The results were awesome: We achieved much faster development times and more robust designs meeting their specifications. Too bad that software and hardware developers had to change the way they are doing things completely. Also the complete ecosystem of Processor, IP, RTOS and middleware providers had to provide models to make it all work.

In the spirit of fellow Blogger Steve Leibson’s law, that “it takes 10 years for any disruptive technology to become pervasive in the design community”, I am tempted to formulate my own “Schirrmeister’s Law” as “The ability to adopt a new design technology is inversely proportional to the number of changes it requires”. Sounds trivial. Still something I learned the hard way during the VCC days and something we often overlook today.

If I could just quantify and measure it. That is hard, but here is an example: Almost 15 years later Virtual Prototyping is going through its adoption. How many changes does it require? Well, compared to VCC it is much more adoptable given that the software developers do not need to abstract anything. The real software – namely .elf files – run on abstracted hardware. The number of changes – or additional steps – is limited to the hardware developer.

imageSo what about the other adoption criteria? Is the time right? Well, software development has probably never gotten as much attention from the EDA side as it has these days. And our customers are expressing their concerns in every meeting I am at.. Do we have the right technology combined with the right environment for it to be adopted? The successes seem to speak for themselves – we have real users achieving real results. Is the user need there, do users get by with traditional techniques? We recently did a survey of about 800 embedded software developers. One of the questions we asked was “What target execution environment are you using for your embedded software development?”. The results are shown on the left. The top four answers are pointing to hardware based techniques, so they seem to work. Probing for limitations on those techniques users confirmed issues which I have written about in this Blog before – like the ability to control and debug the execution. Finally, whether software users are aware of virtual prototyping was a question intended to check whether target users know about the technology. There is definitely room for marketing effort here as the awareness was lower than we had hoped.

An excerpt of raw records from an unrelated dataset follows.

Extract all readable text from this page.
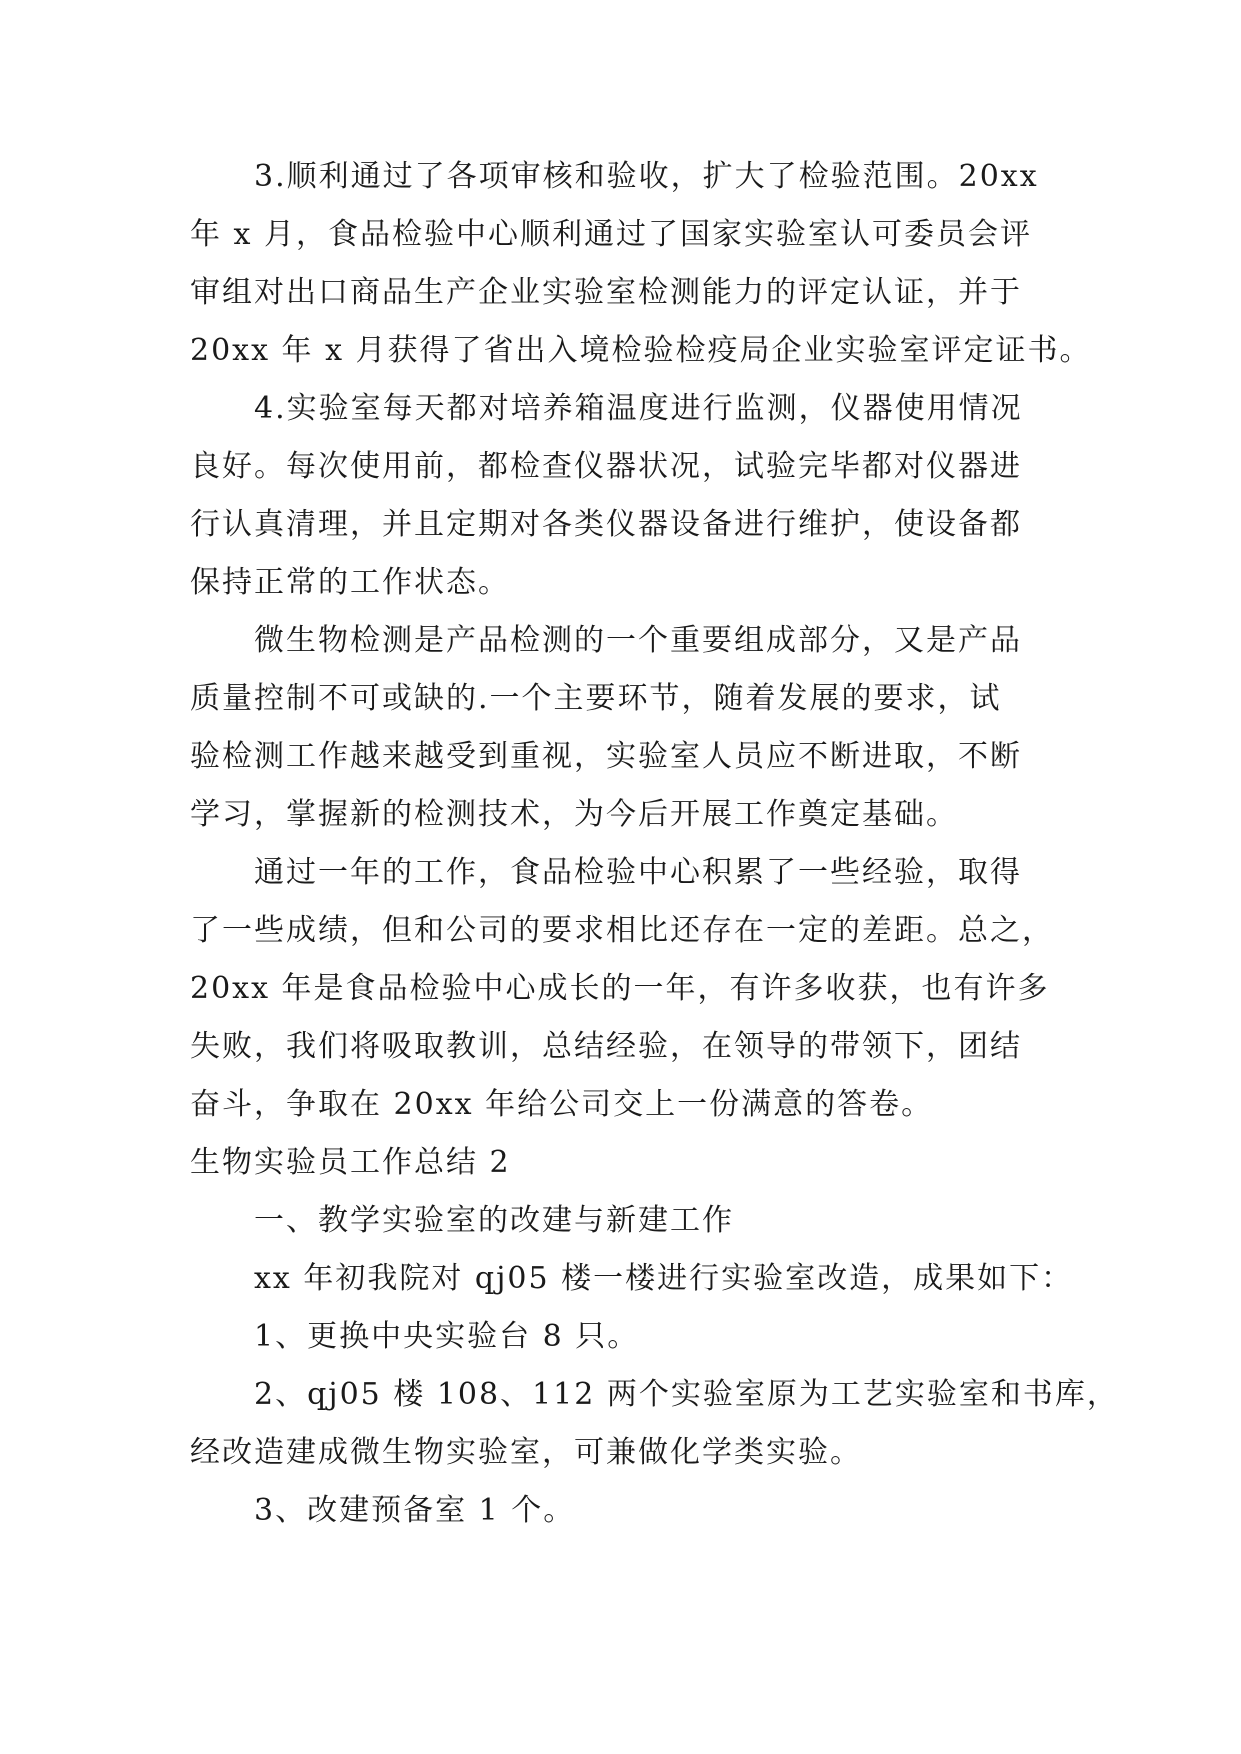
3.顺利通过了各项审核和验收，扩大了检验范围。20xx
年 x 月，食品检验中心顺利通过了国家实验室认可委员会评
审组对出口商品生产企业实验室检测能力的评定认证，并于
20xx 年 x 月获得了省出入境检验检疫局企业实验室评定证书。
4.实验室每天都对培养箱温度进行监测，仪器使用情况
良好。每次使用前，都检查仪器状况，试验完毕都对仪器进
行认真清理，并且定期对各类仪器设备进行维护，使设备都
保持正常的工作状态。
微生物检测是产品检测的一个重要组成部分，又是产品
质量控制不可或缺的.一个主要环节，随着发展的要求，试
验检测工作越来越受到重视，实验室人员应不断进取，不断
学习，掌握新的检测技术，为今后开展工作奠定基础。
通过一年的工作，食品检验中心积累了一些经验，取得
了一些成绩，但和公司的要求相比还存在一定的差距。总之，
20xx 年是食品检验中心成长的一年，有许多收获，也有许多
失败，我们将吸取教训，总结经验，在领导的带领下，团结
奋斗，争取在 20xx 年给公司交上一份满意的答卷。
生物实验员工作总结 2
一、教学实验室的改建与新建工作
xx 年初我院对 qj05 楼一楼进行实验室改造，成果如下：
1、更换中央实验台 8 只。
2、qj05 楼 108、112 两个实验室原为工艺实验室和书库，
经改造建成微生物实验室，可兼做化学类实验。
3、改建预备室 1 个。
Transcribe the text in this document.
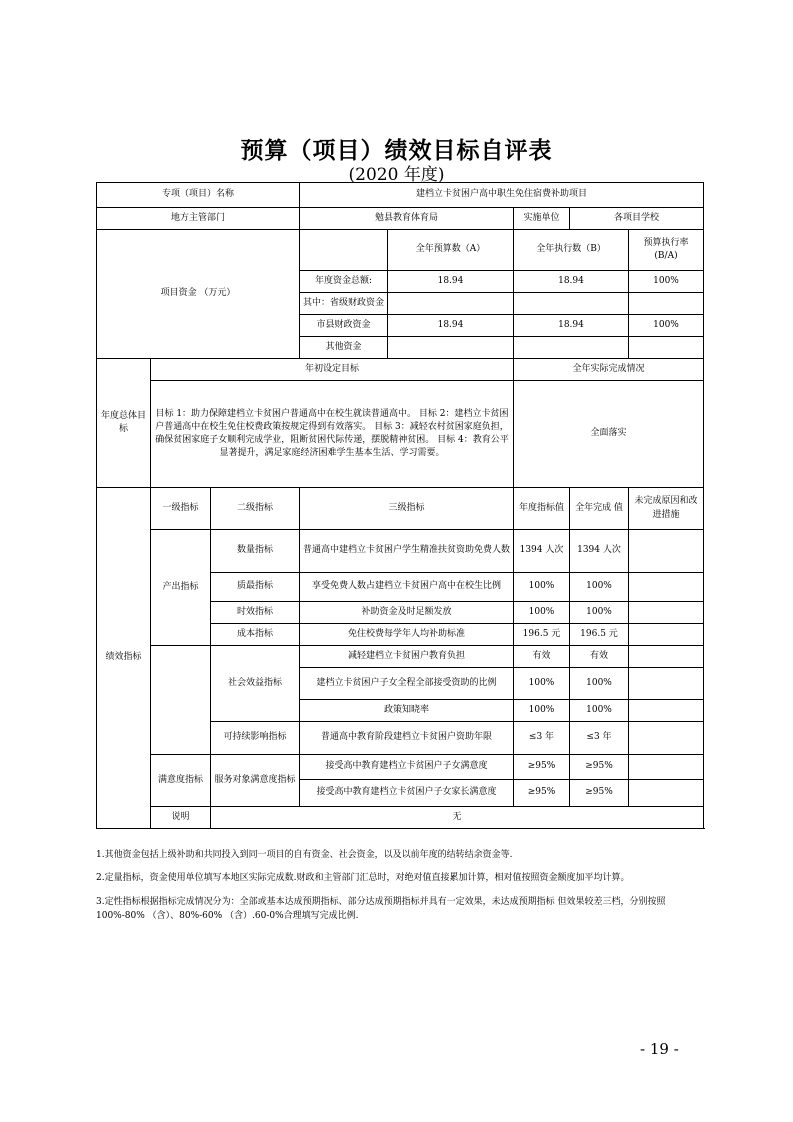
预算（项目）绩效目标自评表
(2020 年度)
专项（项目）名称			建档立卡贫困户高中职生免住宿费补助项目				
地方主管部门			勉县教育体育局		实施单位	各项目学校	
项目资金 （万元）				全年预算数（A）	全年执行数（B）		预算执行率
(B/A)
			年度资金总额:	18.94	18.94		100%
			其中：省级财政资金				
			市县财政资金	18.94	18.94		100%
			其他资金				
年度总体目标	年初设定目标				全年实际完成情况		
	目标 1：助力保障建档立卡贫困户普通高中在校生就读普通高中。 目标 2：建档立卡贫困户普通高中在校生免住校费政策按规定得到有效落实。 目标 3：减轻农村贫困家庭负担，确保贫困家庭子女顺利完成学业，阻断贫困代际传递，摆脱精神贫困。 目标 4：教育公平显著提升，满足家庭经济困难学生基本生活、学习需要。				全面落实		
绩效指标	一级指标	二级指标	三级指标		年度指标值	全年完成 值	未完成原因和改进措施
	产出指标	数量指标	普通高中建档立卡贫困户学生精准扶贫资助免费人数		1394 人次	1394 人次	
		质最指标	享受免费人数占建档立卡贫困户高中在校生比例		100%	100%	
		时效指标	补助资金及时足额发放		100%	100%	
		成本指标	免住校费每学年人均补助标准		196.5 元	196.5 元	
		社会效益指标	减轻建档立卡贫困户教育负担		有效	有效	
			建档立卡贫困户子女全程全部接受资助的比例		100%	100%	
			政策知晓率		100%	100%	
		可持续影响指标	普通高中教育阶段建档立卡贫困户资助年限		≤3 年	≤3 年	
	满意度指标	服务对象满意度指标	接受高中教育建档立卡贫困户子女满意度		≥95%	≥95%	
			接受高中教育建档立卡贫困户子女家长满意度		≥95%	≥95%	
	说明	无					

1.其他资金包括上级补助和共同投入到同一项目的自有资金、社会资金，以及以前年度的结转结余资金等.

2.定量指标，资金使用单位填写本地区实际完成数.财政和主管部门汇总时，对绝对值直接累加计算，相对值按照资金额度加平均计算。

3.定性指标根据指标完成情况分为：全部或基本达成预期指标、部分达成预期指标并具有一定效果，未达成预期指标 但效果较差三档，分别按照 100%-80% （含）、80%-60% （含）.60-0%合理填写完成比例.

- 19 -
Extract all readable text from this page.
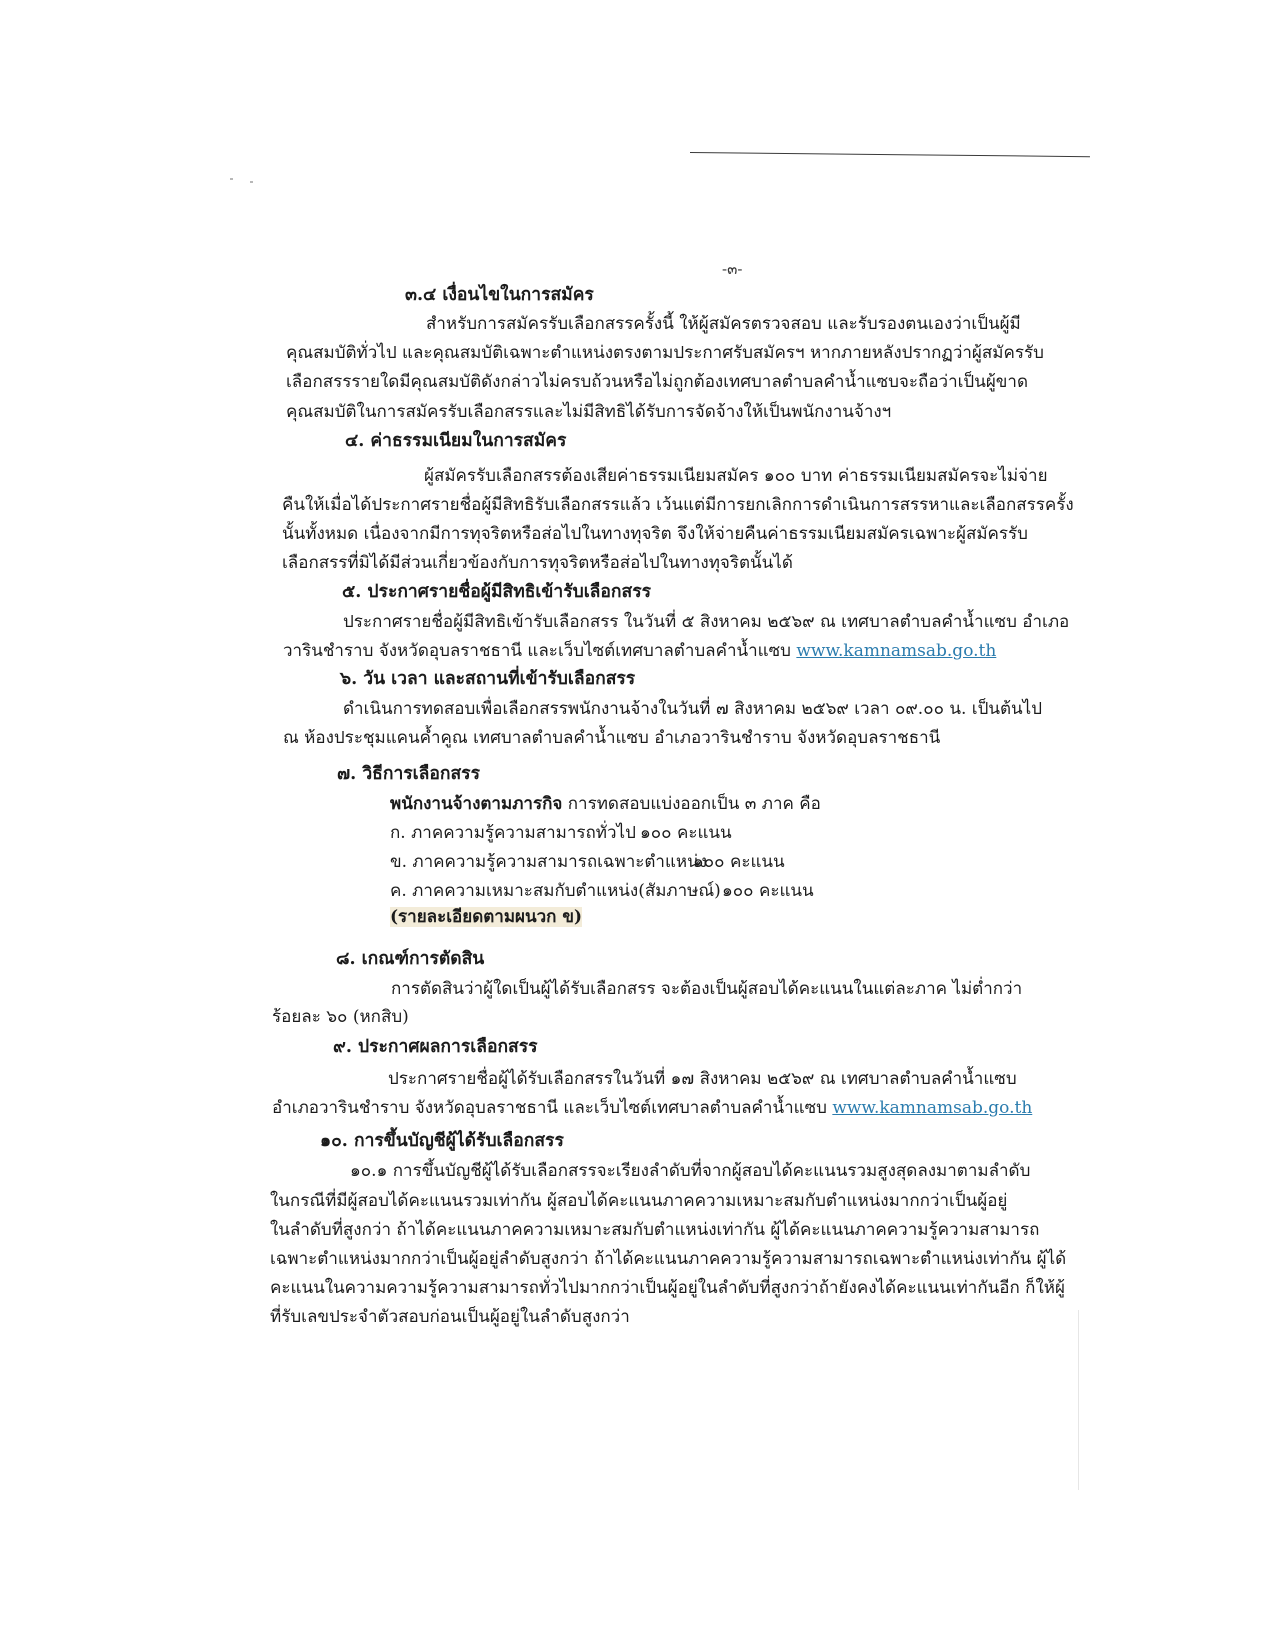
-๓-
๓.๔ เงื่อนไขในการสมัคร
สำหรับการสมัครรับเลือกสรรครั้งนี้ ให้ผู้สมัครตรวจสอบ และรับรองตนเองว่าเป็นผู้มี
คุณสมบัติทั่วไป และคุณสมบัติเฉพาะตำแหน่งตรงตามประกาศรับสมัครฯ หากภายหลังปรากฏว่าผู้สมัครรับ
เลือกสรรรายใดมีคุณสมบัติดังกล่าวไม่ครบถ้วนหรือไม่ถูกต้องเทศบาลตำบลคำน้ำแซบจะถือว่าเป็นผู้ขาด
คุณสมบัติในการสมัครรับเลือกสรรและไม่มีสิทธิได้รับการจัดจ้างให้เป็นพนักงานจ้างฯ
๔. ค่าธรรมเนียมในการสมัคร
ผู้สมัครรับเลือกสรรต้องเสียค่าธรรมเนียมสมัคร ๑๐๐ บาท ค่าธรรมเนียมสมัครจะไม่จ่าย
คืนให้เมื่อได้ประกาศรายชื่อผู้มีสิทธิรับเลือกสรรแล้ว เว้นแต่มีการยกเลิกการดำเนินการสรรหาและเลือกสรรครั้ง
นั้นทั้งหมด เนื่องจากมีการทุจริตหรือส่อไปในทางทุจริต จึงให้จ่ายคืนค่าธรรมเนียมสมัครเฉพาะผู้สมัครรับ
เลือกสรรที่มิได้มีส่วนเกี่ยวข้องกับการทุจริตหรือส่อไปในทางทุจริตนั้นได้
๕. ประกาศรายชื่อผู้มีสิทธิเข้ารับเลือกสรร
ประกาศรายชื่อผู้มีสิทธิเข้ารับเลือกสรร ในวันที่ ๕ สิงหาคม ๒๕๖๙ ณ เทศบาลตำบลคำน้ำแซบ อำเภอ
วารินชำราบ จังหวัดอุบลราชธานี และเว็บไซต์เทศบาลตำบลคำน้ำแซบ www.kamnamsab.go.th
๖. วัน เวลา และสถานที่เข้ารับเลือกสรร
ดำเนินการทดสอบเพื่อเลือกสรรพนักงานจ้างในวันที่ ๗ สิงหาคม ๒๕๖๙ เวลา ๐๙.๐๐ น. เป็นต้นไป
ณ ห้องประชุมแคนค้ำคูณ เทศบาลตำบลคำน้ำแซบ อำเภอวารินชำราบ จังหวัดอุบลราชธานี
๗. วิธีการเลือกสรร
พนักงานจ้างตามภารกิจ การทดสอบแบ่งออกเป็น ๓ ภาค คือ
ก. ภาคความรู้ความสามารถทั่วไป ๑๐๐ คะแนน
ข. ภาคความรู้ความสามารถเฉพาะตำแหน่ง
๑๐๐ คะแนน
ค. ภาคความเหมาะสมกับตำแหน่ง(สัมภาษณ์) ๑๐๐ คะแนน
(รายละเอียดตามผนวก ข)
๘. เกณฑ์การตัดสิน
การตัดสินว่าผู้ใดเป็นผู้ได้รับเลือกสรร จะต้องเป็นผู้สอบได้คะแนนในแต่ละภาค ไม่ต่ำกว่า
ร้อยละ ๖๐ (หกสิบ)
๙. ประกาศผลการเลือกสรร
ประกาศรายชื่อผู้ได้รับเลือกสรรในวันที่ ๑๗ สิงหาคม ๒๕๖๙ ณ เทศบาลตำบลคำน้ำแซบ
อำเภอวารินชำราบ จังหวัดอุบลราชธานี และเว็บไซต์เทศบาลตำบลคำน้ำแซบ www.kamnamsab.go.th
๑๐. การขึ้นบัญชีผู้ได้รับเลือกสรร
๑๐.๑ การขึ้นบัญชีผู้ได้รับเลือกสรรจะเรียงลำดับที่จากผู้สอบได้คะแนนรวมสูงสุดลงมาตามลำดับ
ในกรณีที่มีผู้สอบได้คะแนนรวมเท่ากัน ผู้สอบได้คะแนนภาคความเหมาะสมกับตำแหน่งมากกว่าเป็นผู้อยู่
ในลำดับที่สูงกว่า ถ้าได้คะแนนภาคความเหมาะสมกับตำแหน่งเท่ากัน ผู้ได้คะแนนภาคความรู้ความสามารถ
เฉพาะตำแหน่งมากกว่าเป็นผู้อยู่ลำดับสูงกว่า ถ้าได้คะแนนภาคความรู้ความสามารถเฉพาะตำแหน่งเท่ากัน ผู้ได้
คะแนนในความความรู้ความสามารถทั่วไปมากกว่าเป็นผู้อยู่ในลำดับที่สูงกว่าถ้ายังคงได้คะแนนเท่ากันอีก ก็ให้ผู้
ที่รับเลขประจำตัวสอบก่อนเป็นผู้อยู่ในลำดับสูงกว่า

Bottom line, the adoption of system-level technologies like Virtual Prototyping remains a hot topic. Certainly the industry has lowered the barriers to adoption, but there is still some distance to go. The number of changes we ask users to adopt technologies is often still significant enough to shy away from adoption, even if it means mortgaging the future …

I will think about how to measure my postulated “Schirrmeister’s Law” above with quantifiable data. As always, I welcome your thoughts.